Poste Italaine

Having had the misfortune of interacting with more than my fair share of them, I generally take a dim view of government bureaucracies.  By extension I also find myself reflexively suspicious of those who work in them, although I try not to pre-judge, pre-judger that I am.  

I have also noticed the beauracracies of other countries never fail to disappoint in this regard.  I thought the California DMV set an exceptionally low bar for customer service, but they never made me cry the way French Immigration can.  I thought the TSA took the cake for being able to simultaneously humiliate and infuriate their customers, but then I was introduced to the Cannes Airport Bureau of Badges.  

Here in Italy we have been able to minimize our interaction with most Italian bureaucracies, which may fuel our slightly prejudiced view that Italians are wonderful, engaging people, across the board.   But there has been one glaring exception:  the Italian Post Office.  

It is a terrible institution.  It performs many in-person services that in a normal western country no longer exist, due to the internet.  They are inexplicably incompetent, and/or inexplicably ill-prepared for their jobs, which fuels an anger in Italians you often don't see.  Last night, the guy ahead of me in the queue became unglued, unleashing a stream of vitriol at the clerks.  Up until that point they had been too busy to serve any of us, but they stopped pecking away at their keyboards long enough to scowl right back at the customer, and then went back to whatever it was they were doing.  

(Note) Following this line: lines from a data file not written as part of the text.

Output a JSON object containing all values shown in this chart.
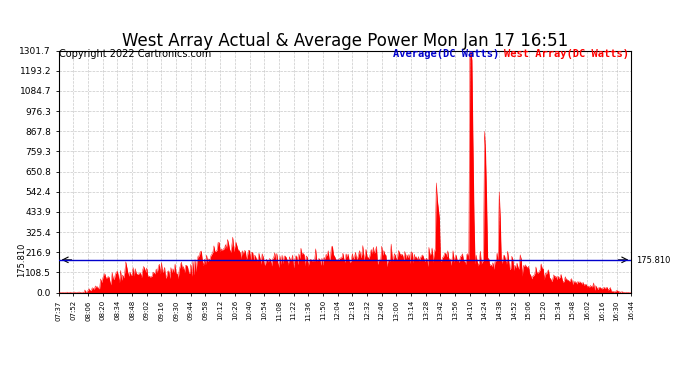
{
  "title": "West Array Actual & Average Power Mon Jan 17 16:51",
  "copyright": "Copyright 2022 Cartronics.com",
  "legend_average": "Average(DC Watts)",
  "legend_west": "West Array(DC Watts)",
  "legend_average_color": "#0000cc",
  "legend_west_color": "#ff0000",
  "y_ticks": [
    0.0,
    108.5,
    216.9,
    325.4,
    433.9,
    542.4,
    650.8,
    759.3,
    867.8,
    976.3,
    1084.7,
    1193.2,
    1301.7
  ],
  "ymin": 0.0,
  "ymax": 1301.7,
  "hline_value": 175.81,
  "hline_label": "175.810",
  "fill_color": "#ff0000",
  "avg_line_color": "#0000cc",
  "background_color": "#ffffff",
  "grid_color": "#bbbbbb",
  "title_fontsize": 12,
  "copyright_fontsize": 7,
  "x_labels": [
    "07:37",
    "07:52",
    "08:06",
    "08:20",
    "08:34",
    "08:48",
    "09:02",
    "09:16",
    "09:30",
    "09:44",
    "09:58",
    "10:12",
    "10:26",
    "10:40",
    "10:54",
    "11:08",
    "11:22",
    "11:36",
    "11:50",
    "12:04",
    "12:18",
    "12:32",
    "12:46",
    "13:00",
    "13:14",
    "13:28",
    "13:42",
    "13:56",
    "14:10",
    "14:24",
    "14:38",
    "14:52",
    "15:06",
    "15:20",
    "15:34",
    "15:48",
    "16:02",
    "16:16",
    "16:30",
    "16:44"
  ],
  "n_points": 547
}
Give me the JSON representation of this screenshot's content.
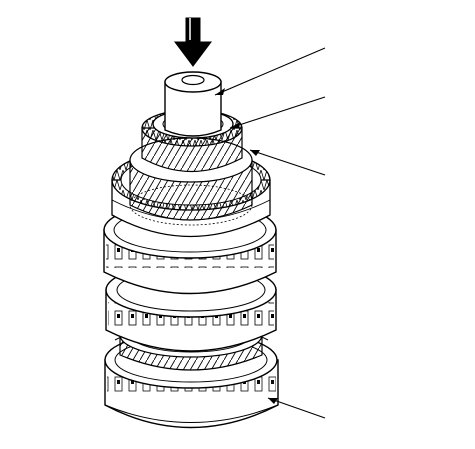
{
  "figure": {
    "caption": "",
    "callouts": [
      {
        "id": "spacer-collar"
      },
      {
        "id": "thrust-washer"
      },
      {
        "id": "gear-assembly"
      },
      {
        "id": "clutch-hub-bottom"
      }
    ]
  },
  "colors": {
    "line": "#000000",
    "fill": "#ffffff",
    "arrow": "#000000"
  },
  "icons": {
    "press-arrow": "downward-press-arrow-icon"
  }
}
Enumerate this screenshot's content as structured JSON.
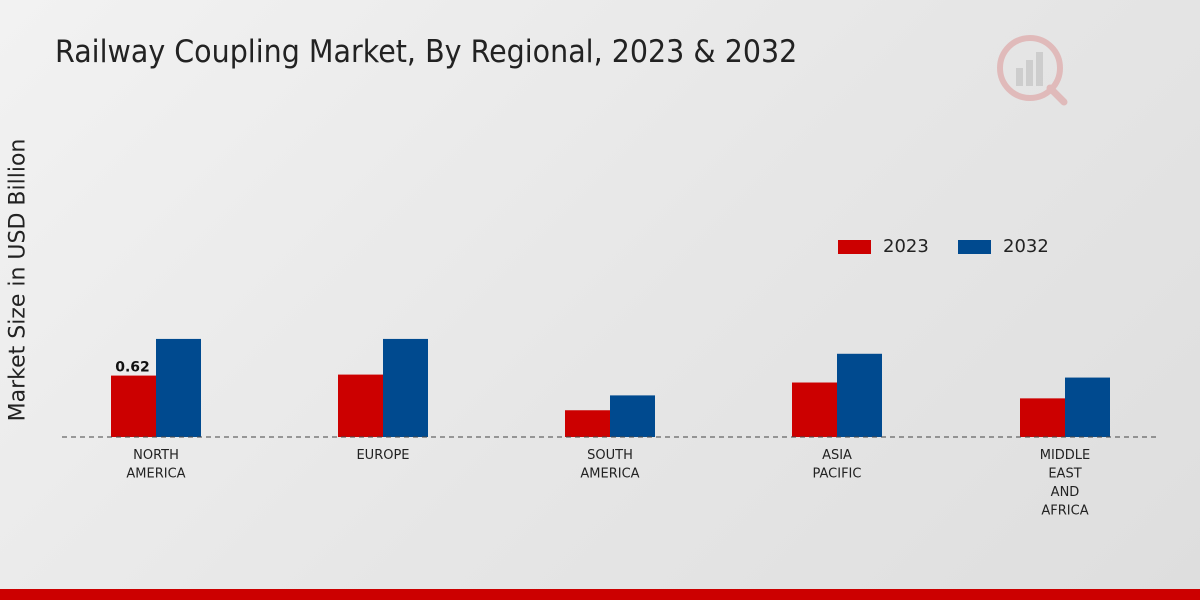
{
  "chart_data": {
    "type": "bar",
    "title": "Railway Coupling Market, By Regional, 2023 & 2032",
    "xlabel": "",
    "ylabel": "Market Size in USD Billion",
    "categories": [
      [
        "NORTH",
        "AMERICA"
      ],
      [
        "EUROPE"
      ],
      [
        "SOUTH",
        "AMERICA"
      ],
      [
        "ASIA",
        "PACIFIC"
      ],
      [
        "MIDDLE",
        "EAST",
        "AND",
        "AFRICA"
      ]
    ],
    "series": [
      {
        "name": "2023",
        "color": "#cc0000",
        "values": [
          0.62,
          0.63,
          0.27,
          0.55,
          0.39
        ]
      },
      {
        "name": "2032",
        "color": "#004a8f",
        "values": [
          0.99,
          0.99,
          0.42,
          0.84,
          0.6
        ]
      }
    ],
    "data_labels": [
      {
        "series": 0,
        "index": 0,
        "text": "0.62"
      }
    ],
    "ylim": [
      0,
      3.2
    ],
    "grid": false,
    "legend_position": "right"
  }
}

In order to pay the bill for my leading-edge cell phone, whose service is provided by a leading edge wireless company, I have to go to the Post Office with my paper bill.  The clerk spends a minute or two seriously contemplating it, enters what appears to be a hundred or so separate data elements into her computer, and then runs the bill through a reader that was built some time in the late 1980's.   To cap it all off, I am then charged for the privilege of appearing before her and extinguishing my cell phone debt.  

And you still have to lick many of their stamps.   How is that still a thing? 

Outside the Post Office, there are hordes of wonderful Italians.  Inside the post office, an alternative universe lays waiting to grind all the happiness out of your day. It is Italy's curious doppelganger.